Still, some people’s coping powers amaze even Garment.
He recalls the meeting with Nixon when they discovered the infamous 18 1/2-minute gap on Rosemary Woods’ tape: “We knew this was bad, but he walked across the street and received some (diplomat’s) credentials and he was calm, even cheerful. I couldn’t believe it.”
People in the spotlight usually have strong--in some cases gargantuan--egos and, after dismissing criticism, show incredible resilience. Yet men like Foster and McFarlane, who himself attempted suicide in the wake of charges of lying to Congress during the Iran-Contra affair, were unable to stand accusations of misconduct or hurting their country, Garment says.
They were honorable people, he says, but fragile--and troubled.
Foster’s closest friends acknowledge that he did not die of public scrutiny working for his friend, Bill Clinton. During his seven months in Washington, Foster felt some public heat: over the failed nominations of Zoe Baird as attorney general and Lani Guinier as assistant attorney general, over the crisis in the White House travel staff, and over the efforts to keep the health care task force proceedings private.
But why a person takes his life is too personal, too idiosyncratic and too complicated to just blame Washington’s third-degree.
Though each case of those who survive such grillings is dramatically different, the process seems to treat them similarly.
Like a blunt instrument, it doesn’t seem to distinguish between someone who thumbs his nose at the Constitution like Nixon and someone like Bork, whose only “crime” was to hold different ideological views from a needed Senate majority.
While outraged during his unsuccessful confirmation hearings for the U.S. Supreme Court, Bork never had the slightest sense he had personally failed anything or anyone, Garment says.
“He’s a truly Falstaffian character, and he survived very much by his sense of self. When someone suggested he cut off his beard to look kindlier during the hearings, he nearly through him out a window.”
Blaming “Washington” for such episodes--as if it is some faceless android--may miss the point. Insiders squarely finger the media, saying they have become so vast and aggressive in trying to advance the story-of-the-day that any sense of common sense and nuance is lost.
In a Washington Post column this week, Jody Powell, former press secretary to President Carter, eviscerated the “ghoulish pack of sensation-crazed journalists” for acting just as Foster said they had. (In a note found after he died, Foster wrote, “Here, ruining people is considered sport.”)
“There’s something wrong with unjustly hurting people, even if you don’t kill them,” Powell says. “It’s particularly wrong when it’s done with an air of arrogant indifference.”
In an interview, Powell recalls the damage done to his friend Hamilton Jordan, Carter’s White House chief of staff, after two New York nightclub owners, under investigation by the Justice Department, accused Jordan of using cocaine at their club.

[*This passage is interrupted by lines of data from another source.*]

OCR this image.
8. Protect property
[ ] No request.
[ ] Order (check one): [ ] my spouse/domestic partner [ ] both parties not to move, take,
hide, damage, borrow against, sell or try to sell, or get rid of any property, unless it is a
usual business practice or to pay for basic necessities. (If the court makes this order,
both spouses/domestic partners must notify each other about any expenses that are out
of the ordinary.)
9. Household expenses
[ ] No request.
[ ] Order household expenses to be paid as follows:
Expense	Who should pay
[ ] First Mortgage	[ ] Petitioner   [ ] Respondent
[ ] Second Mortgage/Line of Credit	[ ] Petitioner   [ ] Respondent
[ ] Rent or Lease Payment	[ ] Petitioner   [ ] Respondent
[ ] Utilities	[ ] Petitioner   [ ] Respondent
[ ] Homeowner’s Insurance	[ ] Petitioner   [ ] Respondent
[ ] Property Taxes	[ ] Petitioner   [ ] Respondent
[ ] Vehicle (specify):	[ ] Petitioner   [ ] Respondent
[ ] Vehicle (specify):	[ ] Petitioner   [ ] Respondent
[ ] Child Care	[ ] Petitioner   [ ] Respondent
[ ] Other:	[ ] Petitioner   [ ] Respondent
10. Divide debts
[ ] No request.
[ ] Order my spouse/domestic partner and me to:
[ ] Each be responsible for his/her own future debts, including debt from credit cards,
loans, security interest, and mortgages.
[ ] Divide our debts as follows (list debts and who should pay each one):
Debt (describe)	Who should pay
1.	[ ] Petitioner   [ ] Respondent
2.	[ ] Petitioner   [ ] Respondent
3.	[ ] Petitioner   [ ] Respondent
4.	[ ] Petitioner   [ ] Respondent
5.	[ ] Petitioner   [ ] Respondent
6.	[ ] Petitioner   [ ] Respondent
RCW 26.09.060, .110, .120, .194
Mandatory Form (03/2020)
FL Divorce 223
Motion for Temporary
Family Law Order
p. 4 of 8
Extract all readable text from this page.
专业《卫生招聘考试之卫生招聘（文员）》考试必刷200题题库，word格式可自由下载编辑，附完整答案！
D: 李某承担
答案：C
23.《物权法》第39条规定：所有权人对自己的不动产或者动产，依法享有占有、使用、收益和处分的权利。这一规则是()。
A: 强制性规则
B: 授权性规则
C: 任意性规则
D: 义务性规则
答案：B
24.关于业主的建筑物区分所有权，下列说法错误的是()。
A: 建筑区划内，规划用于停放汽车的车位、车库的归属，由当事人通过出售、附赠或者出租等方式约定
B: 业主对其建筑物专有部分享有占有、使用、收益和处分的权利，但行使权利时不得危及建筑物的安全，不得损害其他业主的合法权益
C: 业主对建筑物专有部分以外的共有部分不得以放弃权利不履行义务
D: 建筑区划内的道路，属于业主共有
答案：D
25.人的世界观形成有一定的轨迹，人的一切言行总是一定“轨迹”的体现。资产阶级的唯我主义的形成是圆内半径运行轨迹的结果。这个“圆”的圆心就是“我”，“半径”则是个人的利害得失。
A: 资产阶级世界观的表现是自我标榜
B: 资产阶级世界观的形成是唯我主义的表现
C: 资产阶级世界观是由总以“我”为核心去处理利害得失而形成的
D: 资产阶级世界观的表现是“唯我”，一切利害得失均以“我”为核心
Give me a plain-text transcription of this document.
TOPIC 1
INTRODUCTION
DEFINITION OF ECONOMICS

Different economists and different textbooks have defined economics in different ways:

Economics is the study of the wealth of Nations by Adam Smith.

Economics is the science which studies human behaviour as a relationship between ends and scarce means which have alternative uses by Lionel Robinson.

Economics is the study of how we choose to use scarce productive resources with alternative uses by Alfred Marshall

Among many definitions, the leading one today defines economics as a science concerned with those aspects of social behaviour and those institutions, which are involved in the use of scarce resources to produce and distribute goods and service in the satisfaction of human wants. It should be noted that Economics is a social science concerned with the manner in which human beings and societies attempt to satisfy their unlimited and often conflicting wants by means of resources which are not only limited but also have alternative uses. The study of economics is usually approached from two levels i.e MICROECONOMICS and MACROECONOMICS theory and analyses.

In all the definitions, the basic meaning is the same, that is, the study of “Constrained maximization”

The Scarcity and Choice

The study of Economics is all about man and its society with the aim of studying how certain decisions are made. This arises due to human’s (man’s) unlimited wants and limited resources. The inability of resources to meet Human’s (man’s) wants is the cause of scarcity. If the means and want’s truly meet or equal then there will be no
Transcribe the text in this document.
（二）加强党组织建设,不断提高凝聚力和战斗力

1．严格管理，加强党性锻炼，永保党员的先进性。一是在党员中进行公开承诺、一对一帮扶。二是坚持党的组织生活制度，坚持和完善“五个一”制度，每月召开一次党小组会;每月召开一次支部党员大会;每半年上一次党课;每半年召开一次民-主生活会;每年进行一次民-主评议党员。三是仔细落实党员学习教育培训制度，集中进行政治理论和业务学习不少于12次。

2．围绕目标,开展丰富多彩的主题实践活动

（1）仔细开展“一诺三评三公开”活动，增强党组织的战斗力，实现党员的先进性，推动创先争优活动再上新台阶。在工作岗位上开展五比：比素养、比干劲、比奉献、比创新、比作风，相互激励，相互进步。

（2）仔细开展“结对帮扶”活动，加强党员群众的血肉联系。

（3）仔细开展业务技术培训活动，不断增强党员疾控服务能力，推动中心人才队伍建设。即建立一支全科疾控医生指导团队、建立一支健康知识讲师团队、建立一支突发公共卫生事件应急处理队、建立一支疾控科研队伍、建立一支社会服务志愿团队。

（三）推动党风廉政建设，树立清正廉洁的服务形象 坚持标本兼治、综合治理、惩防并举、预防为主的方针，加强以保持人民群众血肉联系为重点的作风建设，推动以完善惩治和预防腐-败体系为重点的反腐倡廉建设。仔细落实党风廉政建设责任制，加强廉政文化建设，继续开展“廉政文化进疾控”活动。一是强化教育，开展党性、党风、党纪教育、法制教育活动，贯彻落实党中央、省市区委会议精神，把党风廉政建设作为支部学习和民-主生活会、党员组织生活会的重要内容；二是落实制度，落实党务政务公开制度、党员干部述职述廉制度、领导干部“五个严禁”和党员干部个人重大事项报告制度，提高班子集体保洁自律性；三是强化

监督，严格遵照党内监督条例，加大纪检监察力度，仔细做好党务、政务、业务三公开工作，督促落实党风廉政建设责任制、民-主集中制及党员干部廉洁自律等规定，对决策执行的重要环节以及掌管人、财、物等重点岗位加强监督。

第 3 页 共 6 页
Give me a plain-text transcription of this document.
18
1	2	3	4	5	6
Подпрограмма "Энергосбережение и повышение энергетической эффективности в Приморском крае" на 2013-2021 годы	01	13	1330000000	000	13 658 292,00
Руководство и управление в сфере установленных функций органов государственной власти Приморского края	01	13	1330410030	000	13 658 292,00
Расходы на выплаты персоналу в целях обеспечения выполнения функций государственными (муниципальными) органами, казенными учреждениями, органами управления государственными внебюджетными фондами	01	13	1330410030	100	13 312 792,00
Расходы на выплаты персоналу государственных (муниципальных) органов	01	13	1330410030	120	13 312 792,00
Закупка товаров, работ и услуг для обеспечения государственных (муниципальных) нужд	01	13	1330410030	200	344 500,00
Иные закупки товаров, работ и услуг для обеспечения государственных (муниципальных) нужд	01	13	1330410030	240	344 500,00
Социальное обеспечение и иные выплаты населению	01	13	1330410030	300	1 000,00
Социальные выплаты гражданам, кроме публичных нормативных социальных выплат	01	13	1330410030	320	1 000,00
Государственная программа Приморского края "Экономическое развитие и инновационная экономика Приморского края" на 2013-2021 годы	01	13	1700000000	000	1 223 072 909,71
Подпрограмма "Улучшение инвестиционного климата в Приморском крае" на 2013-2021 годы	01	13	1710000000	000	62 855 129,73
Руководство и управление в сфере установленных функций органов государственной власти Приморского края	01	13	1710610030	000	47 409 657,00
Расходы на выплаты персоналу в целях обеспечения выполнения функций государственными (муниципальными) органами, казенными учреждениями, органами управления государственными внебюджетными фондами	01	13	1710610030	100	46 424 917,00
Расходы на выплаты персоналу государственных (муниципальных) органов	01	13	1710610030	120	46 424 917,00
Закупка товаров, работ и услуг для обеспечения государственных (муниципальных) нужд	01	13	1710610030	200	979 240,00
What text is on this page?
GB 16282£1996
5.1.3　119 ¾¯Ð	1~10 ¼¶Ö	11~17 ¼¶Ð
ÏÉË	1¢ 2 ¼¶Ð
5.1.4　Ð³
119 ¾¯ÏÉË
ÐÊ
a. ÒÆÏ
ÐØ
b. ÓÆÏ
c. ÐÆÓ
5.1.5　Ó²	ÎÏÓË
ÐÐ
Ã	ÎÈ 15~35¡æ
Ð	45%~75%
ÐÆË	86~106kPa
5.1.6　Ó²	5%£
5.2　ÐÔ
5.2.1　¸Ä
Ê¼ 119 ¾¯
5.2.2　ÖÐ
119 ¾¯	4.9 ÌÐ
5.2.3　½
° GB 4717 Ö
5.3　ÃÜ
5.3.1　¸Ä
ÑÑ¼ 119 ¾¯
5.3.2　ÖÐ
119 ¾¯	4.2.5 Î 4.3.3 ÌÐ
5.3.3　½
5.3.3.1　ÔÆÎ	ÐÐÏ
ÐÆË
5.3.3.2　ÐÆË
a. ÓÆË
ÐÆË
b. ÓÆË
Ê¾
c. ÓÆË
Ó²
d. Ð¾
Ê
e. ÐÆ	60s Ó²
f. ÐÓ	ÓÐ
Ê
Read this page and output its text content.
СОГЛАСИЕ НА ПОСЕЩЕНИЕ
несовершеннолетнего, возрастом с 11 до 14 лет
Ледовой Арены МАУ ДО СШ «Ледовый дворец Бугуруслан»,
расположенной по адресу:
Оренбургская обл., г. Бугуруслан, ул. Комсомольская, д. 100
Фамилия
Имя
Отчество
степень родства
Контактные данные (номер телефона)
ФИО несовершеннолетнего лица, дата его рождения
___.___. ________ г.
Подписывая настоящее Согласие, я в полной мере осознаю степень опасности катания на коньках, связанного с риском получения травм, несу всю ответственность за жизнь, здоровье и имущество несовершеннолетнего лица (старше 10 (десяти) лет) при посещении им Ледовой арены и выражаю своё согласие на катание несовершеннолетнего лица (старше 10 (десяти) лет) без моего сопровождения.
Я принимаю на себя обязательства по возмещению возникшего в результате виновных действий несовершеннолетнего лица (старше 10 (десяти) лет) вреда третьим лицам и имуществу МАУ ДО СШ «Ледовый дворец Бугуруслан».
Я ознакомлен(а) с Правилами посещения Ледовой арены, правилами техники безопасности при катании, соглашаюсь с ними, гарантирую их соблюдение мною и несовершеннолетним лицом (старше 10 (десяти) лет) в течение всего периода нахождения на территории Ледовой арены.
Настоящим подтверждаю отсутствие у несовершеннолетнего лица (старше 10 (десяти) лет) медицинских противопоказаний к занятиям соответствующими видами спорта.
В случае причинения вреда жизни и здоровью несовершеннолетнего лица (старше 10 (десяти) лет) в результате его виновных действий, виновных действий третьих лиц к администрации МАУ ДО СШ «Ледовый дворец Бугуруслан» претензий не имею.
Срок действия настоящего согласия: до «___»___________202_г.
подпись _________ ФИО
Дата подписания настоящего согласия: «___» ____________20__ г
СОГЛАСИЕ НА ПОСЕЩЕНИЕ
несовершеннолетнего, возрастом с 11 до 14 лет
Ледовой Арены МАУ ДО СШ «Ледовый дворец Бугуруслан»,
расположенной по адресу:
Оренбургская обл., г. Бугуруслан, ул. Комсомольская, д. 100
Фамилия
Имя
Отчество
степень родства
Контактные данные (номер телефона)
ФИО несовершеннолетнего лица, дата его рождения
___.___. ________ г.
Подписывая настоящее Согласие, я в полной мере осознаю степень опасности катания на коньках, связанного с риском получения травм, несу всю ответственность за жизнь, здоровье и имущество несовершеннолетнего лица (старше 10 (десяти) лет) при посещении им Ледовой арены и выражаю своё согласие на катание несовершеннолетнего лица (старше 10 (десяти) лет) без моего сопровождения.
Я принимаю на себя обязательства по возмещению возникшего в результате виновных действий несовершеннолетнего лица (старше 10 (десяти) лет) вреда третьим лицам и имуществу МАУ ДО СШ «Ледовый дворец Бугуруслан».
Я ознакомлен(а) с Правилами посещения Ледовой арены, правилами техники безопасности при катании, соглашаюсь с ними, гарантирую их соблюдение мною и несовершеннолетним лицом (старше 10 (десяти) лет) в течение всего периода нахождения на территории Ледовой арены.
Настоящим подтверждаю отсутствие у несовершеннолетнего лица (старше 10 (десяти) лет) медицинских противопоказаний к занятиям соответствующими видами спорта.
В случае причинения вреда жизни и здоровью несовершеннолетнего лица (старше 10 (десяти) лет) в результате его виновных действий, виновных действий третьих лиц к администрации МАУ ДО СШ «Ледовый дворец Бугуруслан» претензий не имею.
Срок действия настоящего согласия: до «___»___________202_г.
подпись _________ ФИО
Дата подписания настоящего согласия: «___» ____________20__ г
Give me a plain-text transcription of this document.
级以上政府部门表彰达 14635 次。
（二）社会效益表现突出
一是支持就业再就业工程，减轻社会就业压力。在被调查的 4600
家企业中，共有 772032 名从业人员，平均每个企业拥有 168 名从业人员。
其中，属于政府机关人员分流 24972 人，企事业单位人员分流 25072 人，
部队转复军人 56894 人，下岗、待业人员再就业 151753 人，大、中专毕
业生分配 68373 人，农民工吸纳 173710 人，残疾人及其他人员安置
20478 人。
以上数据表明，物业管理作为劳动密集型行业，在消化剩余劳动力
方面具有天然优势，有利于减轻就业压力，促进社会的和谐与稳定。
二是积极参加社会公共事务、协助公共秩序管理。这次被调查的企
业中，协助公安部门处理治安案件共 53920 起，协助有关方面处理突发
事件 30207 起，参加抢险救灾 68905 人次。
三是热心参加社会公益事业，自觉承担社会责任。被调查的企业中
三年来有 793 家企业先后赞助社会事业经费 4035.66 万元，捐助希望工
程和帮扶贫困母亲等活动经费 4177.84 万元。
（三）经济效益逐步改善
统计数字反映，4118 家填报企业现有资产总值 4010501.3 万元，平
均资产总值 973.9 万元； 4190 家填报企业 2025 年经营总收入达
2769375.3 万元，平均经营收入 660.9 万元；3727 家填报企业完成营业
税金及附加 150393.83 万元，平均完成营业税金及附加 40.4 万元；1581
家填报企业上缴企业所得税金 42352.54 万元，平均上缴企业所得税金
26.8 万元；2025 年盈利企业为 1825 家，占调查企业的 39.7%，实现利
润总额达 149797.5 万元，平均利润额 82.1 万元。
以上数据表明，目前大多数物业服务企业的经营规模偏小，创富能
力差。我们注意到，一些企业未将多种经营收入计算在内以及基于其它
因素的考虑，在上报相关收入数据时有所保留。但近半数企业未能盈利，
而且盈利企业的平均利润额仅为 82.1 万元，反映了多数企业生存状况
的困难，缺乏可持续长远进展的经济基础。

Eighteen months and hundreds of thousands of dollars in legal expenses later, Jordan was cleared. But, says Powell: “He’s had to deal with it every day of his life since. People say, ‘Aren’t you the guy that used cocaine?’ ”
Older hands in Washington are more philosophical than Powell about media madness. Only the amateurs stay mad, these wisemen insist.
Democrat Coelho and Republican Nofziger remain inured to the media visor. Although there is an element of vindictiveness and a level of bile when they talk about their Washington scandals, they figured out how to get over their personal tragedy and get back in the game.
“Hell, Vince Foster didn’t know what pressure was,” says Nofziger, who, when not writing Western novels, is still a player in Republican circles. “Everybody alive has pressures on them.”
Nofziger’s 1988 convictions for illegal lobbying were overturned because prosecutors had failed to prove he knew he was breaking the law.
“I can understand,” Nofziger says, “how you get very much attached to a politician, Ronald Reagan in my case and Bill Clinton in Foster’s case, and do something stupid or unknowingly illegal on his behalf. But you don’t serve the man well if you shoot yourself. You create problems for him. Instead, you resign and take the pressure yourself.”
Nofziger seems to have half-enjoyed his battles. And while he panicked at times and says he worried his hometown friends in Canoga Park might think he was “a real sleazeball,” he was determined to fight his political opponents.
“When they came after me, even after I was indicted and convicted, my attitude was that I would walk down the street and look everybody in the eye and fight these people as long as I could.”
Coelho, the California congressman who represented Merced, concluded that getting out--and getting out quick--was the best strategy.
It was just three weeks in the spring of 1989 between a Washington Post story that raised the possibility he had used campaign funds to finance the 1986 purchase of $100,000 in junk bonds and his resignation. He denied the charges, but admitted failing to report a $50,000 personal loan used to cover half the bond purchase on his financial disclosure form. Two years later, a House committee cleared him of ethical misconduct.
“I knew that there was no way you could survive in regards to your integrity,” says Coelho, now head of an investment banking firm on Wall Street. “I didn’t want my family and my party to go through the whole thing.”
His ordeal came during the Jim Wright uproar. Democrats were so grateful for Coelho not forcing them to face further public turmoil that members threw him a grand farewell party.
Many survivors cling to their Washington ties not just for financial purposes, but to hold onto some piece of themselves with which they so closely identify.
Today, Wright spends quiet afternoons writing books in a Ft. Worth office that is an exact replica of the Capitol office he occupied as Speaker. He talks with former colleagues in Washington at least weekly and says he sometimes feels like their “psychiatrist and they’re lying on my couch telling me their troubles.”
“Vince (Foster) took a much more profound route than I did,” says Wright, reflecting on the agony he felt in leaving Washington. “I became convinced I could no longer provide strong moral leadership that Congress needed so I stepped aside rather than go up there to Ft. Marcy.”
On his way home during his 34 years in Washington, Wright often drove past the out-of-the-way Civil War monument where Foster took his life. On a number of occasions, he says he stopped to look around the old cannons erected to protect the city from attack from the sea. Wright laughs at the idea of calling the winding Potomac River a “sea,” then wonders if when Foster gazed at the city he recalled what Jesus said when he looked toward Jerusalem: “O Jerusalem, Jerusalem, thou that killest prophets and stonest them which are sent unto thee. . . .”
Wright says that if during his ordeal he had been asked what kept him afloat, he wouldn’t have had a clue: “You lose all perspective during those times.” Now he points to his belief that he did nothing wrong.
A Justice Department investigation of Wright concluded several months ago, and he was never charged.
The sense that Washington might “chew up” another public servant at any moment doesn’t just affect the men and women who make the front pages.
David Pellegrini, a Washington psychologist, says he has clients who are G-14s--just below the political-appointee level--who worry constantly that they are unwittingly violating laws or ever-changing ethics codes. And while most don’t attempt suicide when something goes wrong, they have similar feelings of unfair persecution, he says.
“They are often in a rage and have fantasies of revenge, and of frustration at not being able to effectively act those out. There’s a sense of helplessness, a Kafkaesque feeling, of a person caught in web. Like Foster, even if it’s perceived, they feel powerless to fight back in a way that is dignified.”
But most survive such episodes, Pellegrini says, because they have something or someone or somewhere to go back to:
“They have family, friends, a sense of who they were before all this happened. They have something else to do with their lives.”